Carnot Heat Engine, thermodynamics

[theown1]

A carnot engine has an efficiency of 59% and performs 2.5x10⁴ J of work in each cycle. a) how much heat does the engine extract from its heat source in each cycle?
b) suppose the engine exhausts heat at room temp (20^oC) what is the temperature of the heat source?



I know that the efficiency of a heat engine is e=W/Q_h or for a carnot engine e =1-T_c/T_h



3. solution
I managed to find the solution for the first part which was 0.59=W/T_h(W=2.5x10⁴J)
and I just solved for T_h which came out to be 4.2x10⁴J

but I'm not sure how I go about solving for part b, I was thinking that since it said the engine exhausts heat at room temp, so does that mean that T_h-T_c=20? or do I have to convert that temperature to internal energy and solve? I'm not sure I'm pretty confused on what it means, can anyone help

 

[RTW69]

I think what this means is Tc=20 C, efficiency stays the same what is the new Th.
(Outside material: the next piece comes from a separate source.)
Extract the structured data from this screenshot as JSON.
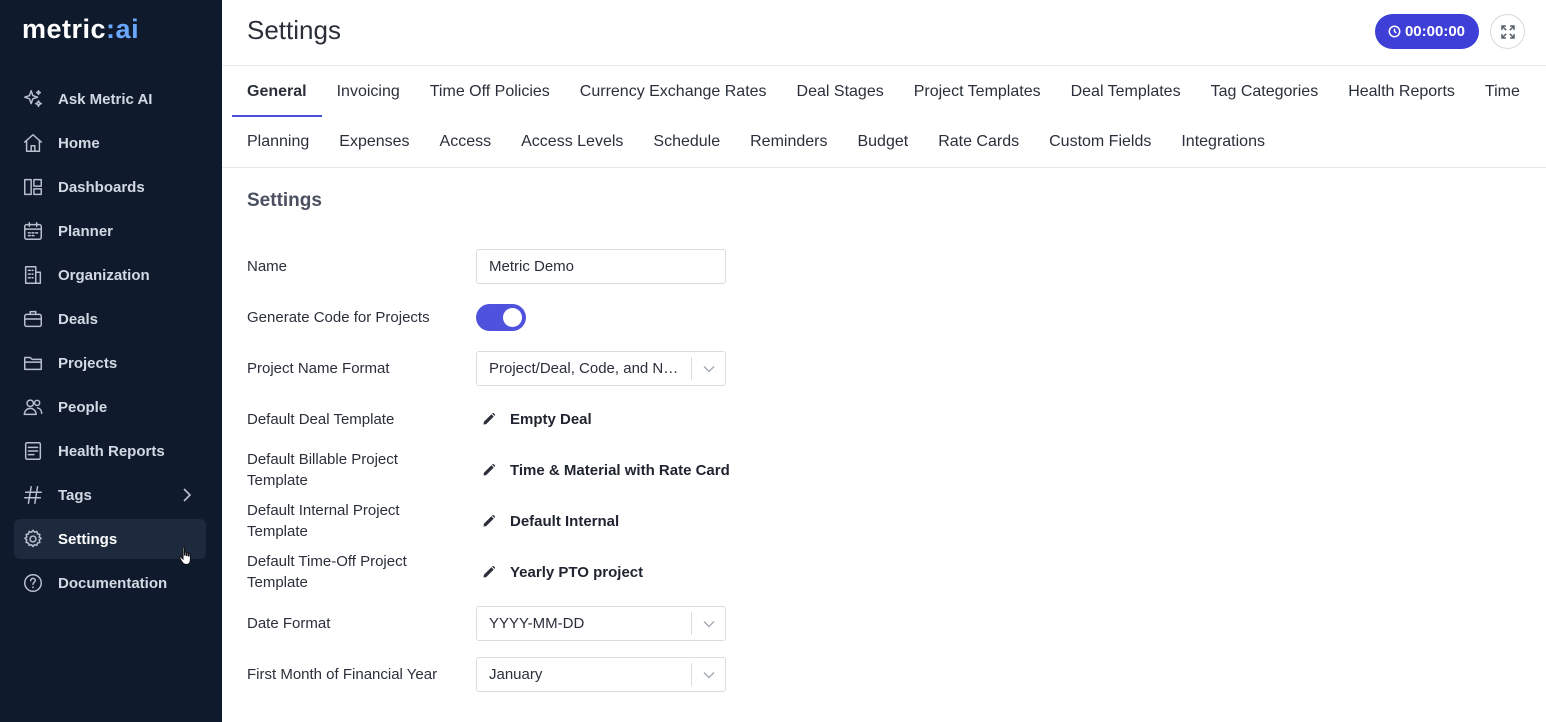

See if that works for you.

 

[theown1]

ya that worked, thanks!

 

[Andrew Mason]

I managed to find the solution for the first part which was 0.59=W/T_h(W=2.5x10⁴J)
and I just solved for T_h which came out to be 4.2x10⁴J

Careful. I think you meant Qh not Th.

but I'm not sure how I go about solving for part b, I was thinking that since it said the engine exhausts heat at room temp, so does that mean that T_h-T_c=20? or do I have to convert that temperature to internal energy and solve? I'm not sure I'm pretty confused on what it means, can anyone help

First convert temperatures to Kelvin. What is 20C in K?
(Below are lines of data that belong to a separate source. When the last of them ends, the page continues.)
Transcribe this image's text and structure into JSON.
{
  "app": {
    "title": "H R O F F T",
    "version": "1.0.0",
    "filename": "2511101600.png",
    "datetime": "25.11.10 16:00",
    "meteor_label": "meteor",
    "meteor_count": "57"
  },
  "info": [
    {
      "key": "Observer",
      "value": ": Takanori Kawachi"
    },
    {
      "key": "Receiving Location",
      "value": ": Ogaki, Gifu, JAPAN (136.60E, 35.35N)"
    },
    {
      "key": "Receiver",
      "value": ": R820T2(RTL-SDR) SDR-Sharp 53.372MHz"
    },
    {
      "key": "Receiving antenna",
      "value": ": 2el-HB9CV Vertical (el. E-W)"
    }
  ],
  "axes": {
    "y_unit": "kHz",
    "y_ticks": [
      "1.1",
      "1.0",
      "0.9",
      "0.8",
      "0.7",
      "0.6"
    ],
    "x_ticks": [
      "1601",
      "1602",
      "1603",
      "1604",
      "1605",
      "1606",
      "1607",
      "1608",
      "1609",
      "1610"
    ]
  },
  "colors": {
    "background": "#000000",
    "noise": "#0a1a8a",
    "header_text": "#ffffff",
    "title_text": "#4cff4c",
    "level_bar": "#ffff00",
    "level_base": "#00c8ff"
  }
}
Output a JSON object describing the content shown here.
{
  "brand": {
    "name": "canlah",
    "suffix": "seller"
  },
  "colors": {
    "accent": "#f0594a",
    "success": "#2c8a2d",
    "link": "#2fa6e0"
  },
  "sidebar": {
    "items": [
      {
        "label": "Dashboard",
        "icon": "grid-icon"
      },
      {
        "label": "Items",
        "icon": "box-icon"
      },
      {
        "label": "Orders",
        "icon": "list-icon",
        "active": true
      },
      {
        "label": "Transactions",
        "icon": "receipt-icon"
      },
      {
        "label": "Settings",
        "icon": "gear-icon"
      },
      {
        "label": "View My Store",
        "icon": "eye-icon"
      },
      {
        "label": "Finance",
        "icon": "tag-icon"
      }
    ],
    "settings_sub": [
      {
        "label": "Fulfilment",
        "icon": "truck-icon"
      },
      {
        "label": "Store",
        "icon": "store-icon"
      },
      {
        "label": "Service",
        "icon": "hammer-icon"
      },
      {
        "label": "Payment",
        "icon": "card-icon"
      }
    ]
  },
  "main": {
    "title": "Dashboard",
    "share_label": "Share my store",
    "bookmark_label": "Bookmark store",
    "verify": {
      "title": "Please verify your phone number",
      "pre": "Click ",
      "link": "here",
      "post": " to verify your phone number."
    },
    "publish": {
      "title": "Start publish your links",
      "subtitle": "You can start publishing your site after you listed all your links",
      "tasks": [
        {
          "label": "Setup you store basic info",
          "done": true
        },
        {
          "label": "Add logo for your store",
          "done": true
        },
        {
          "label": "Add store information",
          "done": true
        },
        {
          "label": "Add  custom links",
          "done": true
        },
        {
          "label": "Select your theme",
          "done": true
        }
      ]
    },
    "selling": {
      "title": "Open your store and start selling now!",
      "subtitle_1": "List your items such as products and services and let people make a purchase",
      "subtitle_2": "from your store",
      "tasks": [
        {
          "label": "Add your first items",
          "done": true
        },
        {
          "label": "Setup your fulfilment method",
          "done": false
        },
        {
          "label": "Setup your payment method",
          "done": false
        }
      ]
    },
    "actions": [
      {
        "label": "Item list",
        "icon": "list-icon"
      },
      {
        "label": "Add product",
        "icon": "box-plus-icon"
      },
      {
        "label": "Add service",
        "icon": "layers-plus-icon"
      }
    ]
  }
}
Look at your equation for efficiency (as a function of Th and Tc). You have Tc (in Kelvin), and you have the efficiency so you can easily find Th.

AM

 

[rwisz]

?I can provide a response to your question. First, let's understand the Carnot heat engine and thermodynamics. A Carnot heat engine is a theoretical engine that operates between two heat reservoirs at different temperatures and converts heat energy into work. The efficiency of a Carnot engine is given by the formula e = 1 - Tc/Th, where Tc is the temperature of the cold reservoir and Th is the temperature of the hot reservoir.

Now, let's solve the given problem. We know that the efficiency of the engine is 59%, which means that 59% of the heat energy extracted from the hot reservoir is converted into work. Therefore, we can write the equation as 0.59 = W/Qh, where W is the work done and Qh is the heat extracted from the hot reservoir. We are also given that the engine performs 2.5x104 J of work in each cycle. Substituting these values in the equation, we get Qh = 4.2x104 J.
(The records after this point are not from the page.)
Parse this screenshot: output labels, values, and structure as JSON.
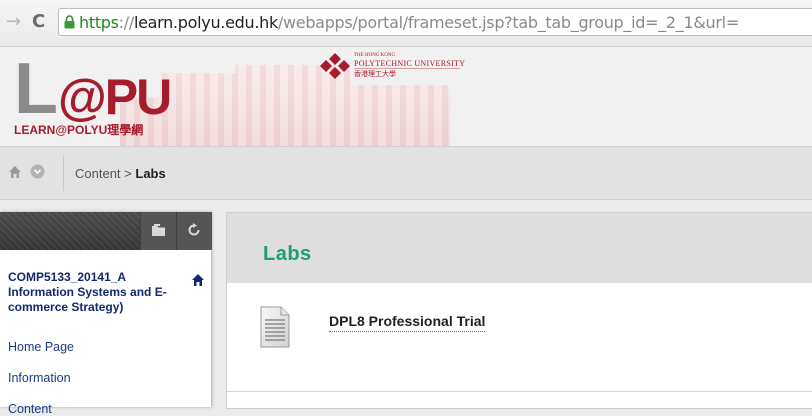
{
  "browser": {
    "back_icon": "arrow-right-icon",
    "reload_icon": "reload-icon",
    "url_scheme": "https",
    "url_scheme_sep": "://",
    "url_host": "learn.polyu.edu.hk",
    "url_path": "/webapps/portal/frameset.jsp?tab_tab_group_id=_2_1&url="
  },
  "banner": {
    "logo_big": "L@PU",
    "logo_sub": "LEARN@POLYU理學網",
    "university_small": "THE HONG KONG",
    "university_name": "POLYTECHNIC UNIVERSITY",
    "university_chinese": "香港理工大學"
  },
  "breadcrumb": {
    "items": [
      "Content",
      "Labs"
    ],
    "separator": ">"
  },
  "menu": {
    "course_title": "COMP5133_20141_A Information Systems and E-commerce Strategy)",
    "links": [
      "Home Page",
      "Information",
      "Content"
    ]
  },
  "content": {
    "title": "Labs",
    "items": [
      {
        "label": "DPL8 Professional Trial",
        "icon": "document-icon"
      }
    ]
  },
  "colors": {
    "accent_title": "#1f9d7a",
    "brand_red": "#a51d2d",
    "link_blue": "#1b3c84"
  }
}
Now, for part b, we need to find the temperature of the hot reservoir. We are given that the engine exhausts heat at room temperature, which is 20°C or 293 K. We can use the equation e = 1 - Tc/Th to solve for Th. Substituting the known values, we get 0.59 = 1 - 293/Th. Solving for Th, we get Th = 488 K or 215°C.

In conclusion, the temperature of the hot reservoir for the given Carnot engine is 488 K or 215°C. I hope this helps to clarify your confusion.